Die Trennung der Arbeitsumgebungen dient dem Schutz sensibler Daten und des geistigen Eigentums. Das Projekt sieht auch souveräne Cloud-Kapazitäten für das Hosting von KI-Anwendungen in Umgebungen vor, in denen die Kontrolle über Daten, Sicherheit und die Einhaltung europäischer Anforderungen direkt verwaltet werden können.
Die Plattform wird mit externen Datenquellen, Cloud-Service-Anbietern und anderen KI-Fabriken im EuroHPC-Netzwerk verbunden werden können. Die Integration ist für Projekte gedacht, die Rechenkapazität mit großen Datenmengen und Dienstleistungen, die in mehreren europäischen Zentren verfügbar sind, kombinieren müssen.
Das Gesamtbudget des Vertrags beträgt 80 Millionen Euro und deckt den Kauf, die Lieferung, die Installation und die Wartung des Systems ab. EuroHPC wird 50 % des Betrags über das Programm Digitaleuropa finanzieren, während die restlichen Kosten durch nationale Beiträge gedeckt werden.

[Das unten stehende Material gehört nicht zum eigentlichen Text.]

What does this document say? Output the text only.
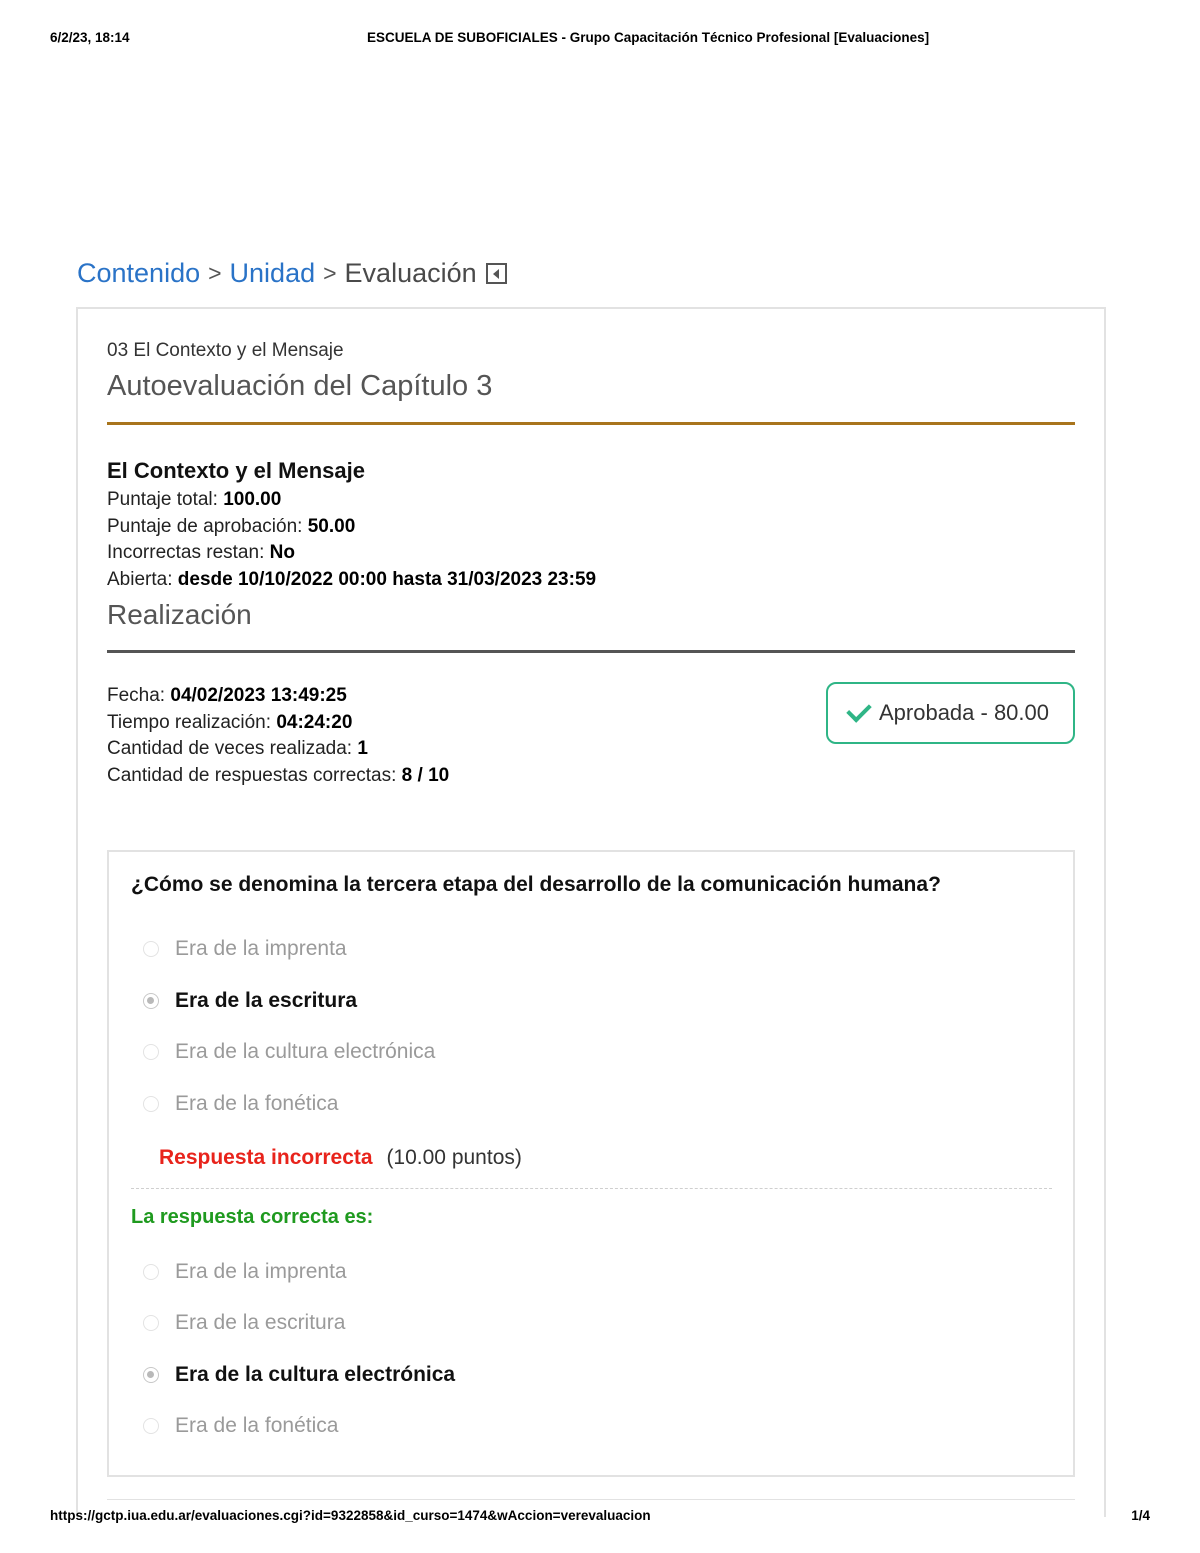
6/2/23, 18:14	ESCUELA DE SUBOFICIALES - Grupo Capacitación Técnico Profesional [Evaluaciones]
Contenido > Unidad > Evaluación
03 El Contexto y el Mensaje
Autoevaluación del Capítulo 3
El Contexto y el Mensaje
Puntaje total: 100.00
Puntaje de aprobación: 50.00
Incorrectas restan: No
Abierta: desde 10/10/2022 00:00 hasta 31/03/2023 23:59
Realización
Fecha: 04/02/2023 13:49:25
Tiempo realización: 04:24:20
Cantidad de veces realizada: 1
Cantidad de respuestas correctas: 8 / 10
Aprobada - 80.00
¿Cómo se denomina la tercera etapa del desarrollo de la comunicación humana?
Era de la imprenta
Era de la escritura
Era de la cultura electrónica
Era de la fonética
Respuesta incorrecta (10.00 puntos)
La respuesta correcta es:
Era de la imprenta
Era de la escritura
Era de la cultura electrónica
Era de la fonética
https://gctp.iua.edu.ar/evaluaciones.cgi?id=9322858&id_curso=1474&wAccion=verevaluacion	1/4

Das Unternehmen E4 Computer Engineering wurde nach einem im Februar 2026 gestarteten Beschaffungsverfahren ausgewählt. Die Firma wird die Hardware- und Softwarekomponenten integrieren und die erforderliche Verwaltungsplattform für die Zuweisung und Überwachung der Rechenaufgaben bereitstellen.
Die KI-Fabrik in Luxemburg wird von LuxProvide koordiniert und gemeinsam mit Partnern wie Luxinnovation, Luxembourg National Data Service, der Universität Luxemburg und dem Luxembourg Institute of Science and Technology umgesetzt. Ihre Aktivitäten konzentrieren sich auf Bereiche wie Finanzdienstleistungen, Raumfahrt, Cybersicherheit und grüne Wirtschaft.
Luxemburg wurde im Dezember 2024 ausgewählt, um eine der ersten europäischen KI-Fabriken zu beherbergen. Diese Zentren kombinieren für KI optimierte Supercomputer mit Zugang zu Daten, technischen Dienstleistungen und Unterstützung für die Entwicklung von Projekten, insbesondere für Startups und kleine und mittlere Unternehmen.
EuroHPC koordiniert derzeit die Implementierung von 19 KI-Fabriken und 13 zugehörigen Antennen in Europa. Das Netzwerk ist um die europäische Supercomputing-Infrastruktur aufgebaut und bietet Zugang zu Rechenkapazität und maßgeschneiderte Unterstützung für Entwickler von KI-Lösungen.